The following are embodiments for assigning and/or reassigning OVSF codes. FIG. 4 is an illustration of a preferred technique for identifying the codes of the code tree. In the technique of FIG. 4, the codes are identified as sequential numbers. The spreading factor 1 code, C1(1), is identified as 1. The spreading factor 2 codes are identified as: C2(2) as 2 and C2(1) as 3. The spreading factor 4 codes are identified as: C4(4) as 4, C4(3) as 5, C4(2) as 6, C4(1) as 7. The spreading factor 8 codes are identified as: C8(8) as 8, C8(7) as 9, C8(6) as 10, C8(5) as 11, C8(4) as 12, C8(3) as 13, C8(2) as 14 and C8(1) as 15. The spreading factor 16 codes are identified as: C16(16) as 16, C16(15) as 17, C16(14) as 18, C16(13) as 19, C16(12) as 20, C16(11) as 21, C16(10) as 22, C16(9) as 23, C16(8) as 24, C16(7) as 25, C16(6) as 26, C16(5) as 27, C16(4) as 28, C16(3) as 29, C16(2) as 30 and C16(1). For systems using spreading factors larger than 16, such as FDD/CDMA, the code tree can be expanded accordingly. Although FIG. 4 illustrates one number scheme other versions may be used. To illustrate the sequential numbering across the rows may be done from right to left or in another order.

As shown at the bottom of FIG. 4, the sequential code identifiers may be grouped by spreading factor and remain in sequence.

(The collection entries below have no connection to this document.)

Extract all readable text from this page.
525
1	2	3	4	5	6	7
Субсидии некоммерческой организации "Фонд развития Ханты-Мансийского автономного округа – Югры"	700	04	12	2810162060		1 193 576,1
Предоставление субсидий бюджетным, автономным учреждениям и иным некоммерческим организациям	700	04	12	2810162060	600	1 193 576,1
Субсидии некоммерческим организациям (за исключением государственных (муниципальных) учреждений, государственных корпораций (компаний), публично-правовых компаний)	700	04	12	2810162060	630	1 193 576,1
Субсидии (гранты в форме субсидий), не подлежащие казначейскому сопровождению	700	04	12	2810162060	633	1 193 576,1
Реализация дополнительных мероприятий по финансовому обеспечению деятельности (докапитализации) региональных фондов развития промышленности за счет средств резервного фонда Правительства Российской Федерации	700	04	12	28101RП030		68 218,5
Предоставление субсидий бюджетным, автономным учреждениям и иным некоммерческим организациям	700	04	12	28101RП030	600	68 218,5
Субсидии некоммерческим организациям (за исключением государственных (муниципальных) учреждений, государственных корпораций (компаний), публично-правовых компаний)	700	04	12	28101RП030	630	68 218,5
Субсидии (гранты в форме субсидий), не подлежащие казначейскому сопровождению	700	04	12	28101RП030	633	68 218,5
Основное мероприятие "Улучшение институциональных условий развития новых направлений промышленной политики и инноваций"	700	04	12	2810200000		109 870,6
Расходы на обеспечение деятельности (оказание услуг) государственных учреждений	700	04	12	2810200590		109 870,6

To illustrate, SF 16 code identifiers are identifiers 16 to 31. The use of such a code identifier technique allows for reduced storage space for code assignments. FIG. 5 is an illustration of such a code assignment storage. Each code identifier, 1 to 31, has an associated bit or word 48₁ to 48₃₁ to indicate the current status of the code, such as being “currently assigned”, “blocked” or “available”. A “blocked” code is a code that cannot be assigned due to another “currently assigned” code. To illustrate, C8(1) is blocked if either C16(1), C16(2), C4(1), C2(1) or C(1) is being used. Additional status information may be provided, such as an indicator of the number of blocking codes may also be provided.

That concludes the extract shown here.